We're able to boot the same omnios iso using KVM just fine, and are also able to boot current SmartOS iso images without problems.


Comment by Former user
Created at 2019-10-10T14:34:28.103Z

Does the omniOS image boot with the CSM bootrom we ship? (Just for a datapoint)

Maybe it's time to look at properly building and updating uefi-uedk2 from illumos-extra again? Perhaps Mike or Hans can remember the history there.


Comment by Former user
Created at 2019-10-10T14:42:30.353Z

[excepted from a mail I sent Mike yesterday evening]

I found some weird stuff happened after I made it through the install with that new firmware.

Having removed the bhyve_extra_options, I halted the machine and rebooted, only to find that we were again dropping to the UEFI shell, this time with it complaining:

Boot Failed. EFI Misc Device
Boot Failed. EFI Misc Device 1

My reading of that is it didn't seem to recognise that my two disks were actually disks.

I tried switching back to the stock joyent bootrom=uefi, thinking perhaps we might have had hacks in there to make that work, but that didn't help. I then tried switching the disks to 'ahci' rather than 'virtio', wondering if there was some weird device detection code that wasn't working, walking through the installer again to install fresh bits. That didn't make a difference either unfortunately.

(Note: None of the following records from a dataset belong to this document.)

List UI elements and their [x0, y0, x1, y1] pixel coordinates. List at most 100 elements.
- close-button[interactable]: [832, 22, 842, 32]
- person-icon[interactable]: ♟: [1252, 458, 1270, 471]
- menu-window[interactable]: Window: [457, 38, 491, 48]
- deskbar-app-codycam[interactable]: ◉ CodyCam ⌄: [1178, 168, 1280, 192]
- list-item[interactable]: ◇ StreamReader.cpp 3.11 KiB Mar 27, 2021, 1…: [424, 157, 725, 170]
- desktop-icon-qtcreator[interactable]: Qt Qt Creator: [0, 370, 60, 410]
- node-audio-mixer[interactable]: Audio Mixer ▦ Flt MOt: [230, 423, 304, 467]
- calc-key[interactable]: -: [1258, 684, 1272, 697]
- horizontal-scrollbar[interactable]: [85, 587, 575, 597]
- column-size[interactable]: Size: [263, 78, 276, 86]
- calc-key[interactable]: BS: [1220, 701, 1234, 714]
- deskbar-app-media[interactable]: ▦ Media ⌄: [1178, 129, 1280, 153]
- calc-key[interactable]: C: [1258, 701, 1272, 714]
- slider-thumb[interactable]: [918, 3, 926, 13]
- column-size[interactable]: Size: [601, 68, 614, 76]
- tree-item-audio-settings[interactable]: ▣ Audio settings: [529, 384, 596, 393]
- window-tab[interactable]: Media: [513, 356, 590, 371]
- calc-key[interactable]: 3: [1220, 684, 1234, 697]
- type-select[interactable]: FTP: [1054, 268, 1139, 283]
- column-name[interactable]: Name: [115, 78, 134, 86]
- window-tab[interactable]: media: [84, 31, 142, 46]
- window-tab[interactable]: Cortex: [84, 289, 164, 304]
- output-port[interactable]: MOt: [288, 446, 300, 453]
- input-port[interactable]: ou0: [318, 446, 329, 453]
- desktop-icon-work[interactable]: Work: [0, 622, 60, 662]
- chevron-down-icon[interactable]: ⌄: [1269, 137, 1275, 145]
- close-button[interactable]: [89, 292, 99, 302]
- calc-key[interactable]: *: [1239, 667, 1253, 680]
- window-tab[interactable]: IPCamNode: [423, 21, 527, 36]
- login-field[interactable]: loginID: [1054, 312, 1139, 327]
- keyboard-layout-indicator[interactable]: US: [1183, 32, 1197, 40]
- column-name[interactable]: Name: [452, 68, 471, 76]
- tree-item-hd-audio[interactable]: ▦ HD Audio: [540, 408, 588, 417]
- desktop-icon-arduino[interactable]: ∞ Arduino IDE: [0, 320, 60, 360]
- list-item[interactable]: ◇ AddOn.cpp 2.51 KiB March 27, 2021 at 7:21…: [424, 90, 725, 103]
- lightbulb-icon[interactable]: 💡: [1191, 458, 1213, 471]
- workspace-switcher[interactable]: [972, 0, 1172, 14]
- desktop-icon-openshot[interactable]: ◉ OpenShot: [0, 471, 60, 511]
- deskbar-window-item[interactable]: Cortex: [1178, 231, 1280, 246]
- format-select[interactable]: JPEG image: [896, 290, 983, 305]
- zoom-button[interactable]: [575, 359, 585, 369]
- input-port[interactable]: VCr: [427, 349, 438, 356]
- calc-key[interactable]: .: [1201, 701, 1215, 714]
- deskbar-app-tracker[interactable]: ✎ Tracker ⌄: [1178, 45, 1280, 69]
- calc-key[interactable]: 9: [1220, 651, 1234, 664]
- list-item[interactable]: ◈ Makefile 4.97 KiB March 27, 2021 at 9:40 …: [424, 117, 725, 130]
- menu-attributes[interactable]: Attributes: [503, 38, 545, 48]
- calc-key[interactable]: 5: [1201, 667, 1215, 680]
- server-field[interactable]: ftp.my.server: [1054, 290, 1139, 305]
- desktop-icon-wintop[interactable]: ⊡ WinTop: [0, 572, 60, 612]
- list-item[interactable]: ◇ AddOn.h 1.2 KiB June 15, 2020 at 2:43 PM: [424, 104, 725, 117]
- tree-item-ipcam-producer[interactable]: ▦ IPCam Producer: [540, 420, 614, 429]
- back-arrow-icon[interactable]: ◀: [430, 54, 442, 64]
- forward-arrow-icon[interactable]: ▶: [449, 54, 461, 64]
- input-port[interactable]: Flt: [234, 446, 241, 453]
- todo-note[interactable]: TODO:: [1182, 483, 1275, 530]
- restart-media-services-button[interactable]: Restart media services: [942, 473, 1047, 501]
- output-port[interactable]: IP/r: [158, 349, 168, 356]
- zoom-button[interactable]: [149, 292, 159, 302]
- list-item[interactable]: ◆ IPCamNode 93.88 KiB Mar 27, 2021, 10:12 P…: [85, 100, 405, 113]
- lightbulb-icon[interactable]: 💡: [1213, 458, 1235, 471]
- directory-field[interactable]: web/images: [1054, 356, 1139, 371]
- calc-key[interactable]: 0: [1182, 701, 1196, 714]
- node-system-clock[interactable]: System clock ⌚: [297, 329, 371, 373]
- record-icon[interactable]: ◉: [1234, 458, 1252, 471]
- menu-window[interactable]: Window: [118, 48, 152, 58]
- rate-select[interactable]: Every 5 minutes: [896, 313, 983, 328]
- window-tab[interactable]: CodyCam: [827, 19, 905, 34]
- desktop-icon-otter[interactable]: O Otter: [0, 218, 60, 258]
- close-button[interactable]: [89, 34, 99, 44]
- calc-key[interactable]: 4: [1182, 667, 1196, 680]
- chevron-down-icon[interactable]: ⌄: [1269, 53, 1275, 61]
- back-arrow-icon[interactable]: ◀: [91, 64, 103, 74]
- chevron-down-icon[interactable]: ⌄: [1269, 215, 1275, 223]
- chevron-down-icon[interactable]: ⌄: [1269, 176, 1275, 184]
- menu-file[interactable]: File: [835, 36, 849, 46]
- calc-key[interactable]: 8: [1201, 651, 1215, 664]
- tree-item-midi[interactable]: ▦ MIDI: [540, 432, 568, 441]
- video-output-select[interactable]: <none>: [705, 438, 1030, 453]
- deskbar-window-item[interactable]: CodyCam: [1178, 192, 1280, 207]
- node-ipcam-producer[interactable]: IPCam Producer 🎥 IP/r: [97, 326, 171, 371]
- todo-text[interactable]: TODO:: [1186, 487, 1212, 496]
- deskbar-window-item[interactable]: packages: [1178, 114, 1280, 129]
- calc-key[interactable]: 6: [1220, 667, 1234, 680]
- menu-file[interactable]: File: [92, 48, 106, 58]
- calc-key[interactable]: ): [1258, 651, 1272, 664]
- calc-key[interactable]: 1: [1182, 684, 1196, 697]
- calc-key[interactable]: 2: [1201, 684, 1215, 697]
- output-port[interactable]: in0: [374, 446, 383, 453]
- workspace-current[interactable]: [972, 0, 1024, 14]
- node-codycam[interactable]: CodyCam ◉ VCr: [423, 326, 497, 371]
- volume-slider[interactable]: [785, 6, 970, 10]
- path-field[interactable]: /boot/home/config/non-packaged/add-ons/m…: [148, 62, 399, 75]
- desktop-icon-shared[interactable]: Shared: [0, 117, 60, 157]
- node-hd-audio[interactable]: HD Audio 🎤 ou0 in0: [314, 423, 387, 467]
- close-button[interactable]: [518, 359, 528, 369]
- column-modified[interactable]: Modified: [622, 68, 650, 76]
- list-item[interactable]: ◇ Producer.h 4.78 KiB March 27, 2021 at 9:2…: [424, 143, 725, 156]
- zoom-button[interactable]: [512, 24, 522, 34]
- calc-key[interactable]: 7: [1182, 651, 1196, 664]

However, I did find this time, that after tweaking the post-install settings to setup a serial console, that when I switched to bootrom=bios (which is effectively UEFI-CSM, I think) and switched disks back to 'virtio', I was able to boot just fine, and had a usable 'vmadm console'.

So I think there's a few things going on:

1. our UEFI firmware isn't recognising devices properly
2. after we install and get bootable bits on disk, we need to switch to uefi-csm rom
3. there's something weird with the bhyve vnc server, making the above hard to debug. I eventually found a 3rd party mac vncviewer which, after a few experimental settings, I managed to get to not corrupt console session.


Comment by Former user
Created at 2020-08-19T08:24:48.515Z

I just tried omniosce-r151034l.iso with bootrom=uefi and it boots.

Without uefi I can't interact properly with loader (keys stop working after one press)